Wilber acknowledges that modernity has important limitations (including social alienation and potential ecological calamity) stemming from its conclusion that material scarcity is the central problem for humankind. This conclusion is related to modernity's relatively one-dimensional cosmology, according to which humans are clever animals struggling for survival and power within an all-embracing materialistic-mechanistic cosmos. Many radical environmentalists share neo-paganism's intuition that this cosmology lacks the spiritual sensibility needed to reveal the sacred dimension of nature, and thus reveals nature as nothing but raw material for human ends. Yet by portraying nature itself as divine, and thus by denying the transcendent dimension of divinity in which humankind has a proportionately larger share than do plants and (most) animals, some radical environmentalists may become attracted to regressive psychological and social ideas. Wilber agrees that modernity lacks spiritual sensibility, but maintains that a spirituality appropriate for today's situation must simultaneously reject otherworldly monotheism as well as this-worldly paganism, while envisioning a divine that is manifested as immanent in nature, but also as the evolutionary process by which nature transcends the physico-biological planes on the way to ever-more differentiated planes of consciousness.
Modernity has contributed to this evolutionary process by making possible greater individuation, but modernity's understandable reaction against religion's based on revelation and supportive of reactionary regimes went too far. Denying the divine altogether, whether as the source of matter-energy or as the end toward which cosmic evolution strives, modernity ends up defining progress as the ever greater control of the physico-biological plane, and thus as ever great capacity for satisfying human desire, instead of as an evolutionary process that makes possible a higher, more both a integrated level of consciousness and the social institutions consistent with that level. Satisfying material desires is surely important, but humanity's ultimate desire can never be satisfied, even by an infinite amount of material goods, for arguably what people really want is not more consumer goods, not more power over nature, not a longer life span, but eternity in the form of union with the nondual divine. The consumerist culture that wreaks social and ecological chaos arises because so many people are using material goods to fill a void that such goods cannot fill. One can never get enough of what one doesn't really want.

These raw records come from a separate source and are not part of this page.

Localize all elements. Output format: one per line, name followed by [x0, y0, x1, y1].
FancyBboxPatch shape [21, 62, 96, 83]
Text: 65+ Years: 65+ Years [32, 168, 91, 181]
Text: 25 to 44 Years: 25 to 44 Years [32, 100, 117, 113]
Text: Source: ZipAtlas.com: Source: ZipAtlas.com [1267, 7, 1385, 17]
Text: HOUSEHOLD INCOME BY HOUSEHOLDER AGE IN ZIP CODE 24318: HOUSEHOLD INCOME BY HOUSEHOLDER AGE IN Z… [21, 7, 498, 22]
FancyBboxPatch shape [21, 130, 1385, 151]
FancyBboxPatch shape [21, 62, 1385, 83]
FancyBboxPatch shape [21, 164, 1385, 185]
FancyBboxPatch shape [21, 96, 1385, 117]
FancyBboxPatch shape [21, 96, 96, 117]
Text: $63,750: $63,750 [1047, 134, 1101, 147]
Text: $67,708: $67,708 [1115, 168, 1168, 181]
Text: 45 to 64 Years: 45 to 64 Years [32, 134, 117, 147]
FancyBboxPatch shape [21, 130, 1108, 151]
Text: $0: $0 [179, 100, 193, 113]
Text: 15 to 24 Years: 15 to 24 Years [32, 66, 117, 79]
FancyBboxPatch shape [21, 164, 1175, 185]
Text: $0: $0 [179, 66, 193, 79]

If progressives must take environmental problems seriously, environmentalists must recognize the validity of modernity's emancipatory economic and political aims. Freeing people from material deprivation and political authoritarianism is a noble goal, but one that must be furthered in ways that enhance all life on this planet, whenever possible. Reconciling progressivism and environmentalism is central to a positive, postmodern awareness, which transcends customary boundaries--physical, organic, mental, artificial--in disclosing the creative principle at work in all phenomena. A prerequisite for the rise of this more integrative awareness is that the majority of people need to develop modern consciousness and institutions, although such development must avoid critical damage to the biosphere. Hence, the need for environmentalists and progressives to cooperate in reminding each other of what the other finds so important.